What evidence have you to back up that statement? And even if it were true, what about those who do?

You come off in this argument as a stereotypical progressive for whom the end justifies the means.

…”once [my mom] is dead she is no longer there. Attachment to a dead peice of meat is silly.”

It is statements such as this that are silly. I stood at the side of my father’s death bed. I guarantee if you were ever to stand at the side of your mother’s you would not simply regard her as a piece of meat.

29 12 2010

And I stood by my grandmother’s deathbed.. the one who raised me.. so pretty much as equal parent status as mother or father.. and yes when she was dead.. her body was just that a body… a piece of meat. 🙂 I don’t presume to understand how each person feels, but I do know how I feel. And I’m allowed to say that I think that something is silly based on my feelings and opinions.. L have a card it says so 😉

22 12 2010

To donate an Organ or not?
That is the question!!

I have to agree with Magda on this one Wayne, though I can see why you would like to keep certain family members close to you “whole” or for whatever reasons you may have to bury them.

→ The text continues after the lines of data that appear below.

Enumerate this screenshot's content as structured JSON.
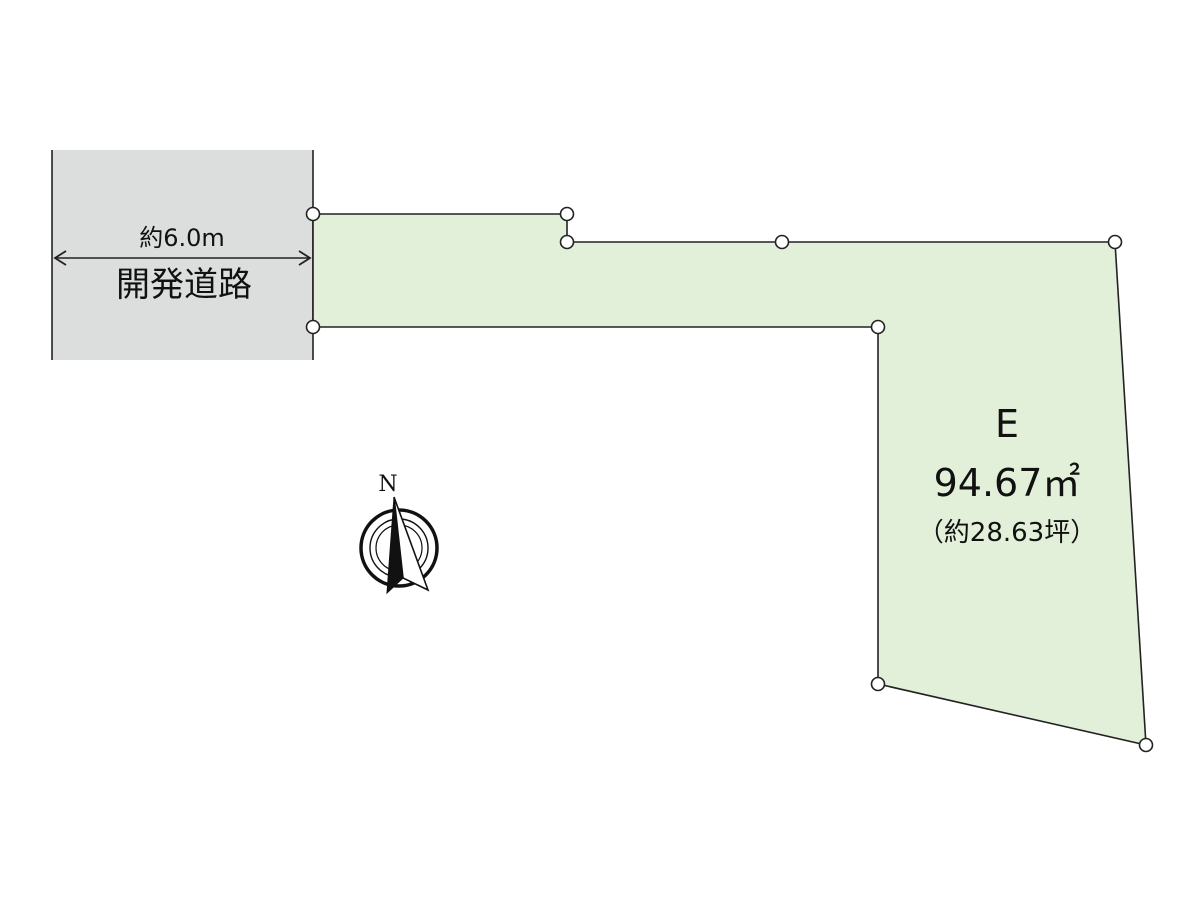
{
  "road": {
    "width_label": "約6.0m",
    "name": "開発道路",
    "fill_color": "#dcdddd"
  },
  "lot": {
    "id": "E",
    "area_sqm": "94.67㎡",
    "area_tsubo": "（約28.63坪）",
    "fill_color": "#e2efd9"
  },
  "compass": {
    "label": "N",
    "icon": "north-arrow-icon"
  }
}
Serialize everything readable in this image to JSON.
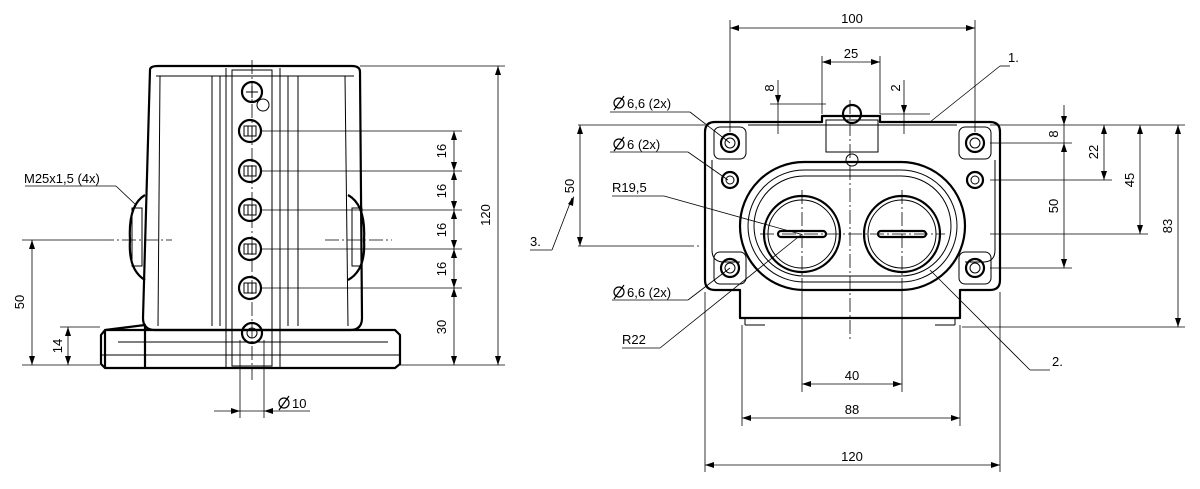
{
  "colors": {
    "line": "#000000",
    "background": "#ffffff"
  },
  "side_view": {
    "thread_callout": "M25x1,5 (4x)",
    "dim_height_overall": "120",
    "dim_pitch_1": "16",
    "dim_pitch_2": "16",
    "dim_pitch_3": "16",
    "dim_pitch_4": "16",
    "dim_bottom": "30",
    "dim_axis_height": "50",
    "dim_base_height": "14",
    "dim_pin_diameter": "10"
  },
  "front_view": {
    "dim_width_top": "100",
    "dim_25": "25",
    "dim_8_top": "8",
    "dim_2": "2",
    "hole_66_top": "6,6 (2x)",
    "hole_6": "6 (2x)",
    "radius_195": "R19,5",
    "dim_50_left": "50",
    "hole_66_bottom": "6,6 (2x)",
    "radius_22": "R22",
    "dim_40": "40",
    "dim_88": "88",
    "dim_120_width": "120",
    "dim_8_right": "8",
    "dim_22": "22",
    "dim_45": "45",
    "dim_50_right": "50",
    "dim_83": "83",
    "callout_1": "1.",
    "callout_2": "2.",
    "callout_3": "3."
  }
}
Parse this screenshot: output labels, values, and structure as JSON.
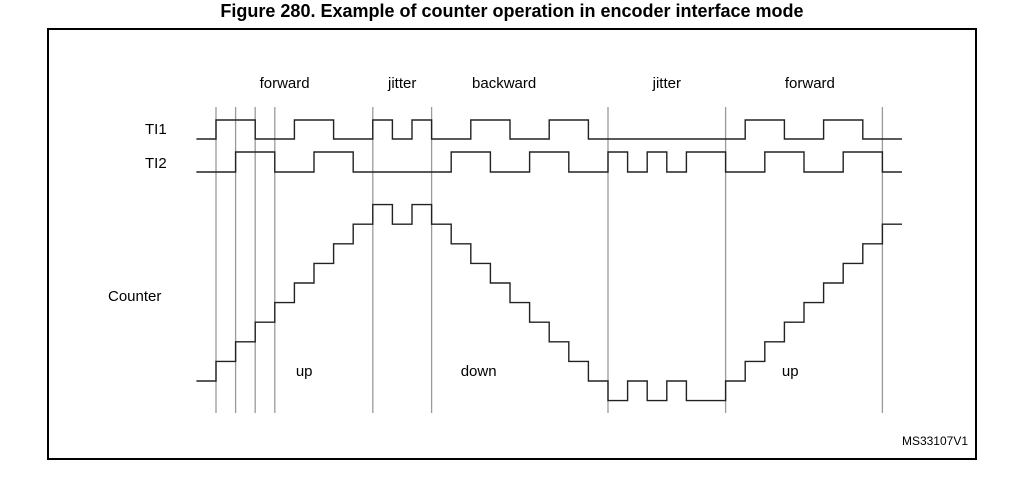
{
  "title": "Figure 280. Example of counter operation in encoder interface mode",
  "reference_code": "MS33107V1",
  "chart_data": {
    "type": "timing",
    "phases": [
      {
        "label": "forward",
        "t_center": 3.5
      },
      {
        "label": "jitter",
        "t_center": 9.5
      },
      {
        "label": "backward",
        "t_center": 14.7
      },
      {
        "label": "jitter",
        "t_center": 23
      },
      {
        "label": "forward",
        "t_center": 30.3
      }
    ],
    "direction_labels": [
      {
        "label": "up",
        "t_center": 4.5
      },
      {
        "label": "down",
        "t_center": 13.4
      },
      {
        "label": "up",
        "t_center": 29.3
      }
    ],
    "time_range": [
      -1,
      35
    ],
    "markers": [
      0,
      1,
      2,
      3,
      8,
      11,
      20,
      26,
      34
    ],
    "signals": [
      {
        "name": "TI1",
        "initial": 0,
        "edges": [
          [
            0,
            1
          ],
          [
            2,
            0
          ],
          [
            4,
            1
          ],
          [
            6,
            0
          ],
          [
            8,
            1
          ],
          [
            9,
            0
          ],
          [
            10,
            1
          ],
          [
            11,
            0
          ],
          [
            13,
            1
          ],
          [
            15,
            0
          ],
          [
            17,
            1
          ],
          [
            19,
            0
          ],
          [
            27,
            1
          ],
          [
            29,
            0
          ],
          [
            31,
            1
          ],
          [
            33,
            0
          ]
        ]
      },
      {
        "name": "TI2",
        "initial": 0,
        "edges": [
          [
            1,
            1
          ],
          [
            3,
            0
          ],
          [
            5,
            1
          ],
          [
            7,
            0
          ],
          [
            12,
            1
          ],
          [
            14,
            0
          ],
          [
            16,
            1
          ],
          [
            18,
            0
          ],
          [
            20,
            1
          ],
          [
            21,
            0
          ],
          [
            22,
            1
          ],
          [
            23,
            0
          ],
          [
            24,
            1
          ],
          [
            26,
            0
          ],
          [
            28,
            1
          ],
          [
            30,
            0
          ],
          [
            32,
            1
          ],
          [
            34,
            0
          ]
        ]
      }
    ],
    "counter": {
      "name": "Counter",
      "initial": 0,
      "edges": [
        [
          0,
          1
        ],
        [
          1,
          2
        ],
        [
          2,
          3
        ],
        [
          3,
          4
        ],
        [
          4,
          5
        ],
        [
          5,
          6
        ],
        [
          6,
          7
        ],
        [
          7,
          8
        ],
        [
          8,
          9
        ],
        [
          9,
          8
        ],
        [
          10,
          9
        ],
        [
          11,
          8
        ],
        [
          12,
          7
        ],
        [
          13,
          6
        ],
        [
          14,
          5
        ],
        [
          15,
          4
        ],
        [
          16,
          3
        ],
        [
          17,
          2
        ],
        [
          18,
          1
        ],
        [
          19,
          0
        ],
        [
          20,
          -1
        ],
        [
          21,
          0
        ],
        [
          22,
          -1
        ],
        [
          23,
          0
        ],
        [
          24,
          -1
        ],
        [
          26,
          0
        ],
        [
          27,
          1
        ],
        [
          28,
          2
        ],
        [
          29,
          3
        ],
        [
          30,
          4
        ],
        [
          31,
          5
        ],
        [
          32,
          6
        ],
        [
          33,
          7
        ],
        [
          34,
          8
        ]
      ]
    }
  }
}
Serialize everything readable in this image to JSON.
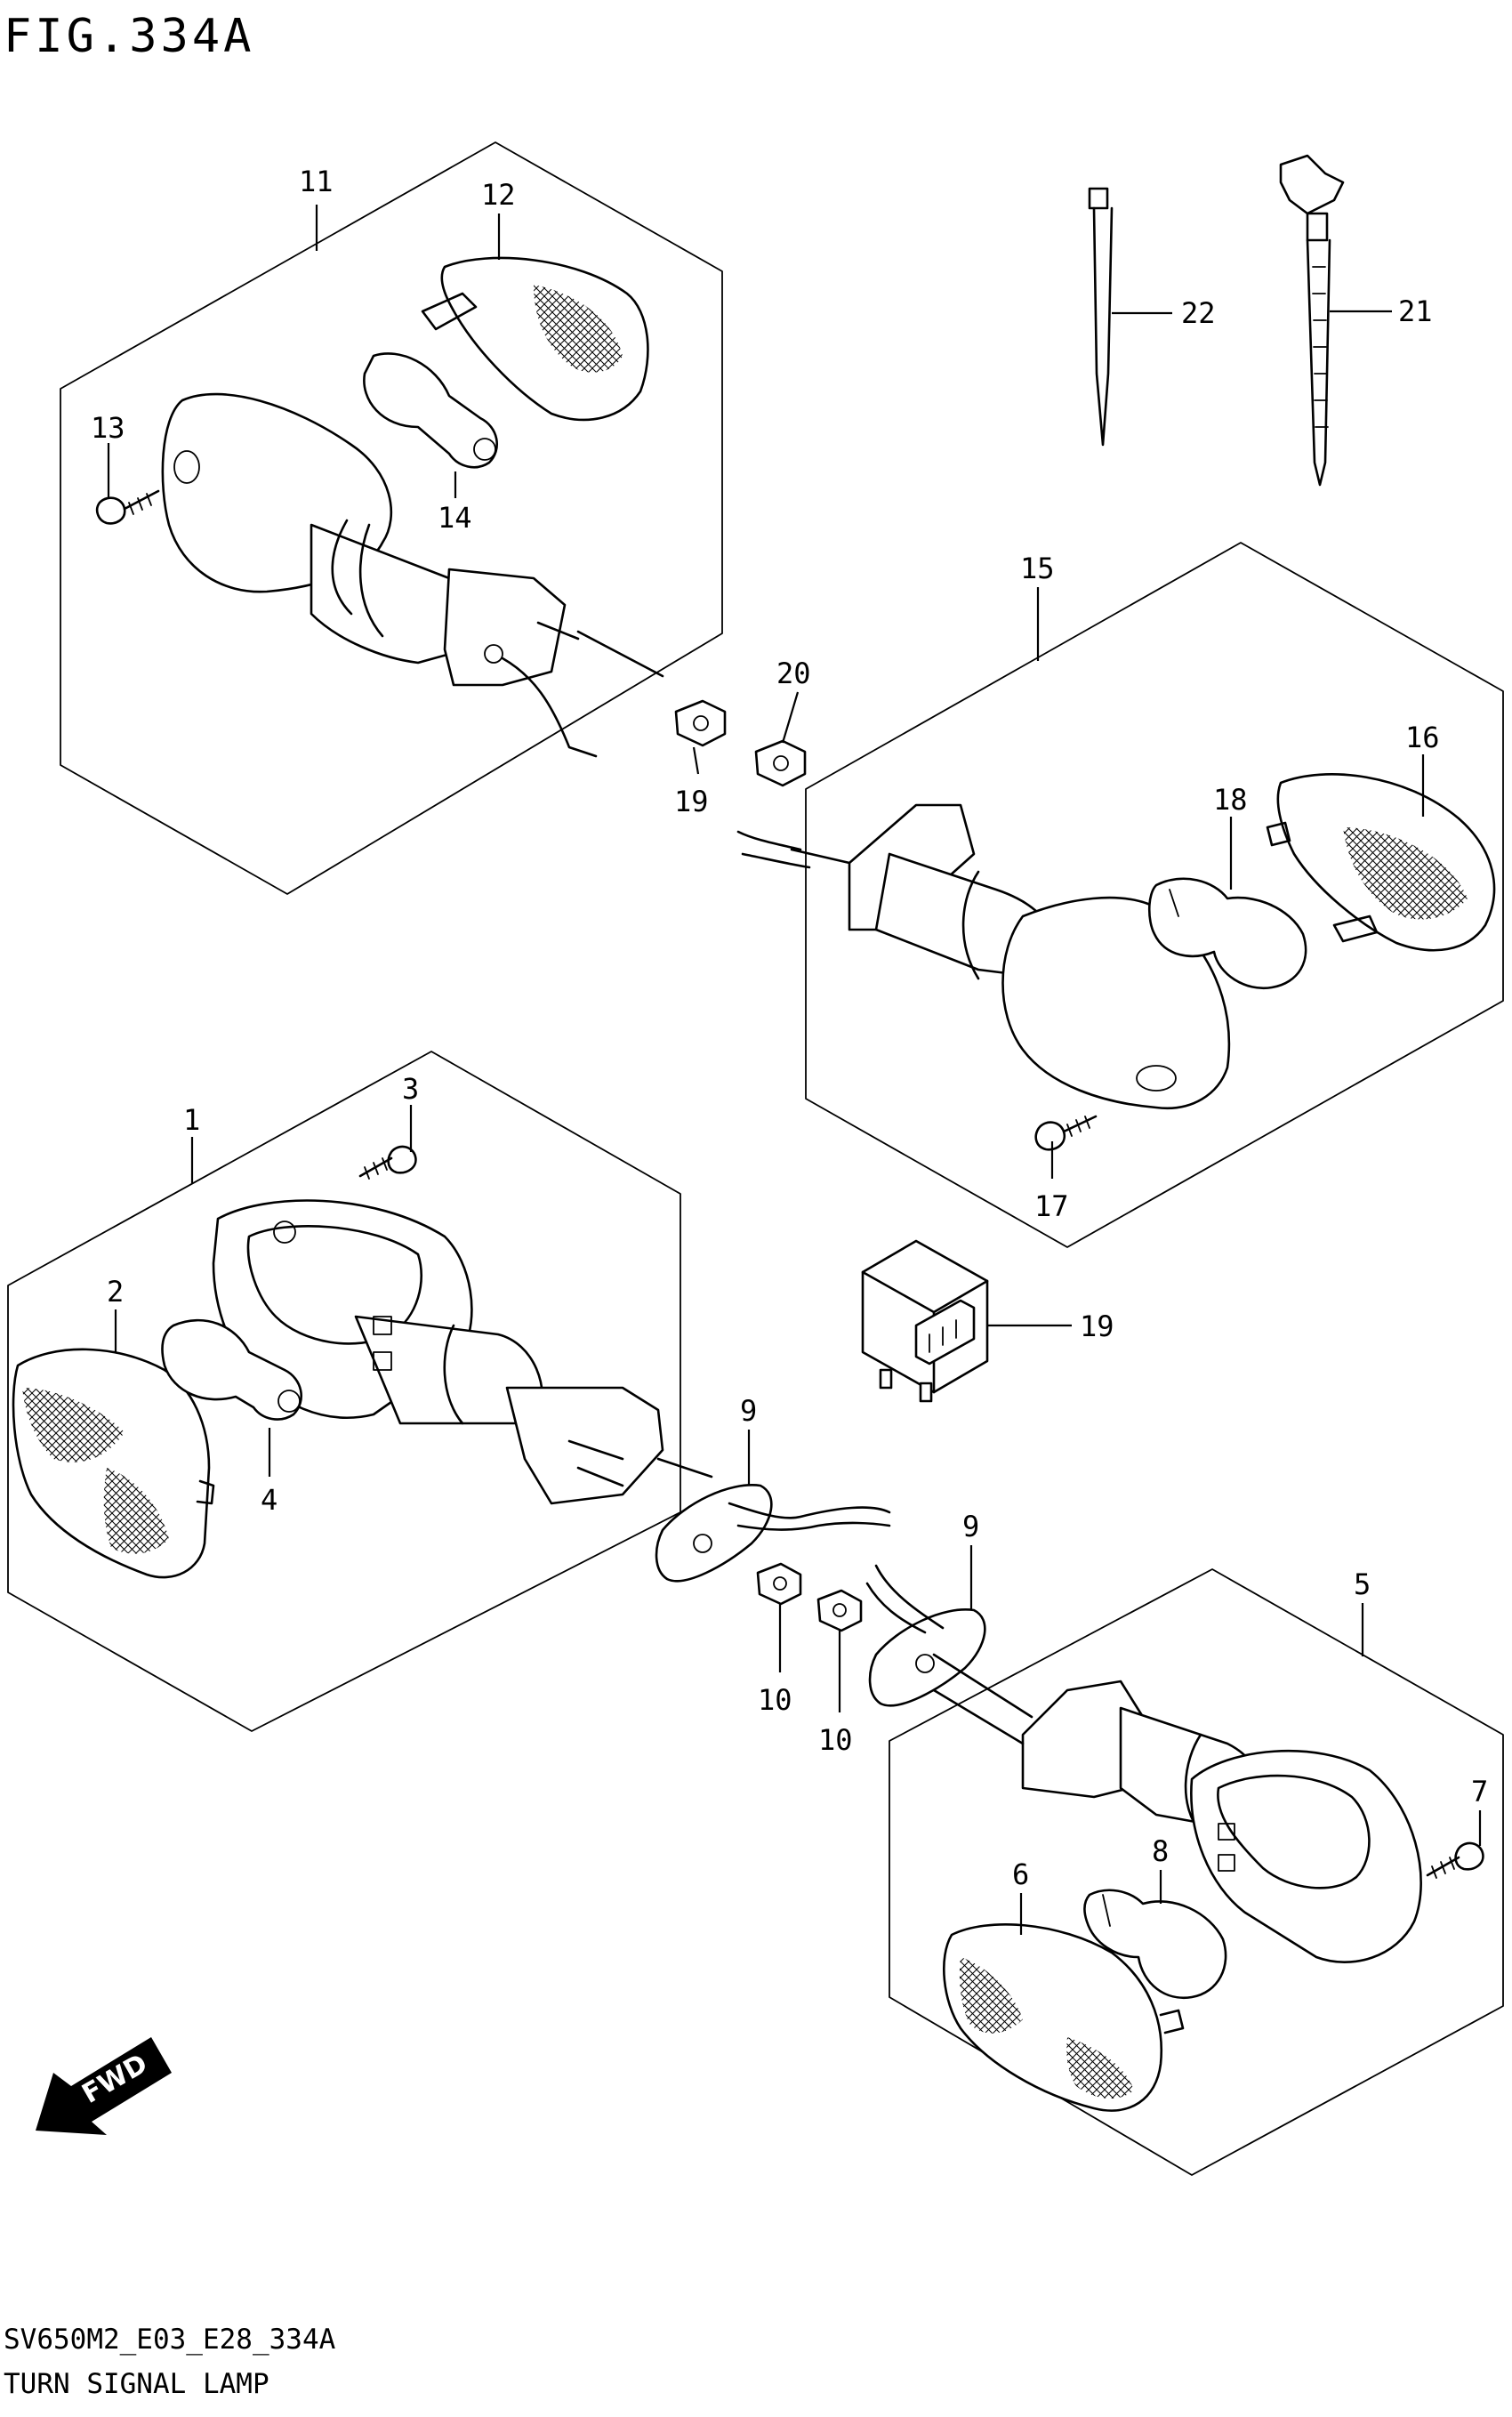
{
  "figure": {
    "title": "FIG.334A",
    "code": "SV650M2_E03_E28_334A",
    "caption": "TURN SIGNAL LAMP",
    "direction_label": "FWD"
  },
  "parts": [
    {
      "id": "1",
      "label": "1"
    },
    {
      "id": "2",
      "label": "2"
    },
    {
      "id": "3",
      "label": "3"
    },
    {
      "id": "4",
      "label": "4"
    },
    {
      "id": "5",
      "label": "5"
    },
    {
      "id": "6",
      "label": "6"
    },
    {
      "id": "7",
      "label": "7"
    },
    {
      "id": "8",
      "label": "8"
    },
    {
      "id": "9a",
      "label": "9"
    },
    {
      "id": "9b",
      "label": "9"
    },
    {
      "id": "10a",
      "label": "10"
    },
    {
      "id": "10b",
      "label": "10"
    },
    {
      "id": "11",
      "label": "11"
    },
    {
      "id": "12",
      "label": "12"
    },
    {
      "id": "13",
      "label": "13"
    },
    {
      "id": "14",
      "label": "14"
    },
    {
      "id": "15",
      "label": "15"
    },
    {
      "id": "16",
      "label": "16"
    },
    {
      "id": "17",
      "label": "17"
    },
    {
      "id": "18",
      "label": "18"
    },
    {
      "id": "19a",
      "label": "19"
    },
    {
      "id": "19b",
      "label": "19"
    },
    {
      "id": "20",
      "label": "20"
    },
    {
      "id": "21",
      "label": "21"
    },
    {
      "id": "22",
      "label": "22"
    }
  ]
}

My reasons to agree with Magda are this:

First of all, the world has limited space, and with people living longer over-population is in our near future. Putting people in graves will only take up the limited space we have. Why not reuse organs such as we do with a paper clip or plastic bag?
The things we waste are already so high that we hardly can control it.

Secondly, donating organs gives people who are still alive more time to possibly do great things, be it for a man close to discovering a new dinosaur but just needs a liver or a father with a new born baby. Organ donation does much more good than evil.

Final word. It’s very easy to blow organ donation in the wind when you or someone close to you isn’t on the organ transplant list. I am sure if that were the case you’d hope someone would be a donor. Because I know if I was, I’d be hoping. I know I want to live to see my family develop.


29 12 2010

Oh Kari!!! Nail on the head! Exactly, I suspect everyone would sing a really different tune if they or someone they loved were on the organ transplant list. Waiting for a chance to live.

Besides, Wayne, you’re taking it to an extreme that I never suggested. You pushing it toward the line of organ thieves in the night, I am merely suggesting that if no one says anything or objects, then why not use the organs to save a life?

If it was your life…. wouldn’t you want to live? I wouldn’t want to live if someone had to die for me to do it, but if they have ALREADY died…. why can’t I have a chance?

6 09 2011

I know you wrote this ages ago, but as a two-time donated-organ recipient, I need to chime in. I would not be able to write this to you without two organ donors. I have had cornea transplants in both eyes, the right in 1999 and the left in 2003, and I can still see!

In addition to being an organ recipient, I am also signed up to be an organ donor. They probably won’t want my corneas, but they can have anything else that someone else can use.

6 09 2011

Wow I had no idea.. that is so super cool!